Cloud Engineering

Zero-touch deploys to AWS with GitHub Actions

How we wired OIDC, infrastructure as code and gated environments so a merge becomes a safe production release.

Shipping should be boring. The goal of our production path is simple: a reviewed merge should trigger tests, build the artifact once, and promote it through AWS without a human copying secrets into a terminal.

The shape of the pipeline

We use GitHub Actions as the entry point, short-lived AWS credentials through OIDC, and account-scoped IAM roles with the smallest deploy permissions each workflow needs. The app build is deterministic, the infrastructure is declared in code, and production deploys are gated by protected environments.

What matters most

Long-lived access keys are the first thing we remove. OIDC means every workflow run proves its identity to AWS and receives temporary credentials for only that run. That gives us traceability without secret rotation drama.

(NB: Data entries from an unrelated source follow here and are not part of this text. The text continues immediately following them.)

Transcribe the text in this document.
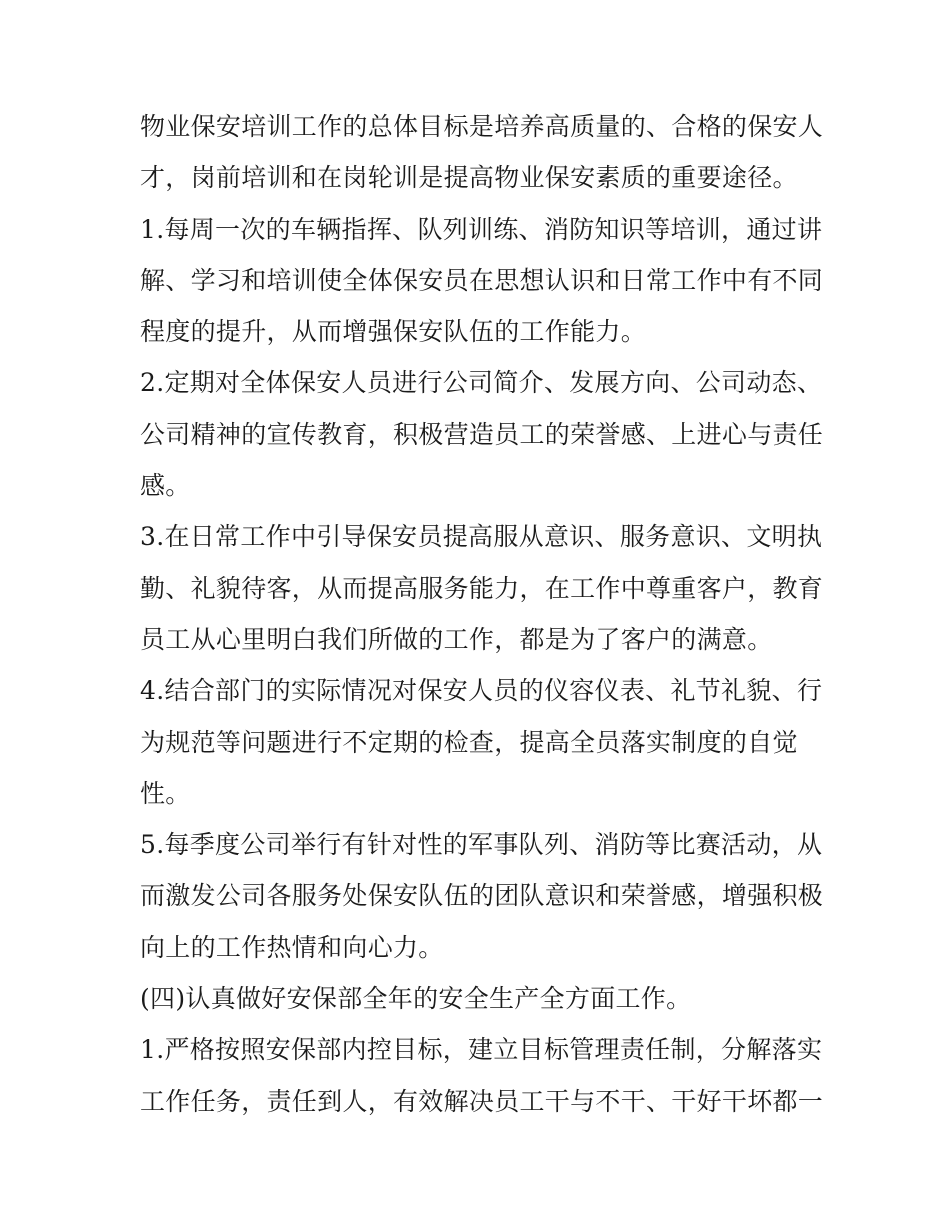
物业保安培训工作的总体目标是培养高质量的、合格的保安人
才，岗前培训和在岗轮训是提高物业保安素质的重要途径。

1.每周一次的车辆指挥、队列训练、消防知识等培训，通过讲
解、学习和培训使全体保安员在思想认识和日常工作中有不同
程度的提升，从而增强保安队伍的工作能力。

2.定期对全体保安人员进行公司简介、发展方向、公司动态、
公司精神的宣传教育，积极营造员工的荣誉感、上进心与责任
感。

3.在日常工作中引导保安员提高服从意识、服务意识、文明执
勤、礼貌待客，从而提高服务能力，在工作中尊重客户，教育
员工从心里明白我们所做的工作，都是为了客户的满意。

4.结合部门的实际情况对保安人员的仪容仪表、礼节礼貌、行
为规范等问题进行不定期的检查，提高全员落实制度的自觉
性。

5.每季度公司举行有针对性的军事队列、消防等比赛活动，从
而激发公司各服务处保安队伍的团队意识和荣誉感，增强积极
向上的工作热情和向心力。

(四)认真做好安保部全年的安全生产全方面工作。

1.严格按照安保部内控目标，建立目标管理责任制，分解落实
工作任务，责任到人，有效解决员工干与不干、干好干坏都一
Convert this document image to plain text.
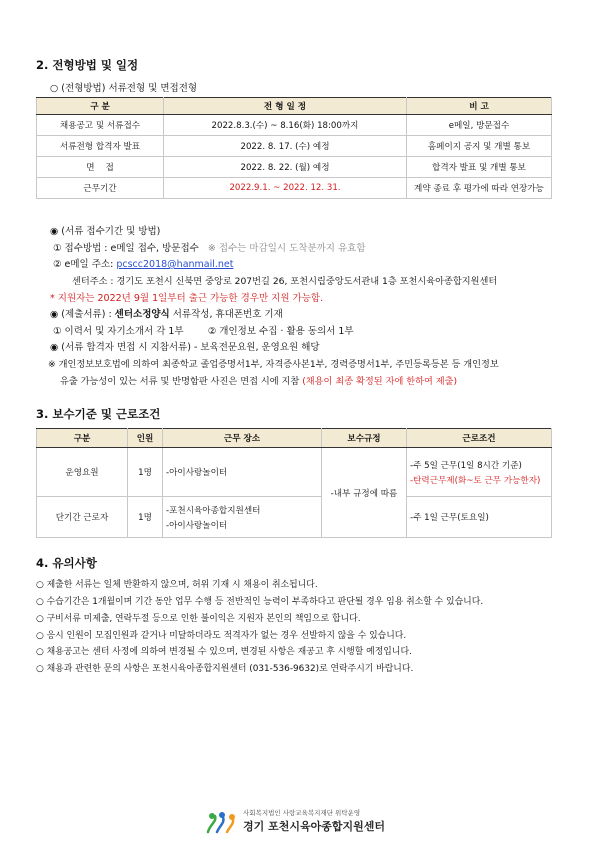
2. 전형방법 및 일정
○ (전형방법) 서류전형 및 면접전형
구 분	전 형 일 정	비 고
채용공고 및 서류접수	2022.8.3.(수) ~ 8.16(화) 18:00까지	e메일, 방문접수
서류전형 합격자 발표	2022. 8. 17. (수) 예정	홈페이지 공지 및 개별 통보
면    접	2022. 8. 22. (월) 예정	합격자 발표 및 개별 통보
근무기간	2022.9.1. ~ 2022. 12. 31.	계약 종료 후 평가에 따라 연장가능
◉ (서류 접수기간 및 방법)
① 접수방법 : e메일 접수, 방문접수 ※ 접수는 마감일시 도착분까지 유효함
② e메일 주소: pcscc2018@hanmail.net
센터주소 : 경기도 포천시 신북면 중앙로 207번길 26, 포천시립중앙도서관내 1층 포천시육아종합지원센터
* 지원자는 2022년 9월 1일부터 출근 가능한 경우만 지원 가능함.
◉ (제출서류) : 센터소정양식 서류작성, 휴대폰번호 기재
① 이력서 및 자기소개서 각 1부        ② 개인정보 수집 · 활용 동의서 1부
◉ (서류 합격자 면접 시 지참서류) - 보육전문요원, 운영요원 해당
※ 개인정보보호법에 의하여 최종학교 졸업증명서1부, 자격증사본1부, 경력증명서1부, 주민등록등본 등 개인정보
유출 가능성이 있는 서류 및 반명함판 사진은 면접 시에 지참 (채용이 최종 확정된 자에 한하여 제출)
3. 보수기준 및 근로조건
구분	인원	근무 장소	보수규정	근로조건
운영요원	1명	-아이사랑놀이터	-내부 규정에 따름	-주 5일 근무(1일 8시간 기준)
-탄력근무제(화~토 근무 가능한자)

단기간 근로자	1명	-포천시육아종합지원센터
-아이사랑놀이터		-주 1일 근무(토요일)
4. 유의사항
○ 제출한 서류는 일체 반환하지 않으며, 허위 기재 시 채용이 취소됩니다.
○ 수습기간은 1개월이며 기간 동안 업무 수행 등 전반적인 능력이 부족하다고 판단될 경우 임용 취소할 수 있습니다.
○ 구비서류 미제출, 연락두절 등으로 인한 불이익은 지원자 본인의 책임으로 합니다.
○ 응시 인원이 모집인원과 같거나 미달하더라도 적격자가 없는 경우 선발하지 않을 수 있습니다.
○ 채용공고는 센터 사정에 의하여 변경될 수 있으며, 변경된 사항은 재공고 후 시행할 예정입니다.
○ 채용과 관련한 문의 사항은 포천시육아종합지원센터 (031-536-9632)로 연락주시기 바랍니다.
사회복지법인 사랑교육복지재단 위탁운영
경기 포천시육아종합지원센터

The second guardrail is environment separation. Preview, staging and production should not be branches with wishful naming. They need separate AWS resources, separate permissions and clear promotion rules.

Our deploy checklist

  • Build and test before any AWS mutation.
  • Pin deployment roles to repository, branch and workflow claims.
  • Keep production approval explicit.
  • Emit deploy metadata so support can answer “what changed?” quickly.
  • Roll forward with small changes instead of hand-editing cloud state.

This is the same mindset we apply to customer platforms: automate the happy path, remove credentials from laptops, and make production changes observable.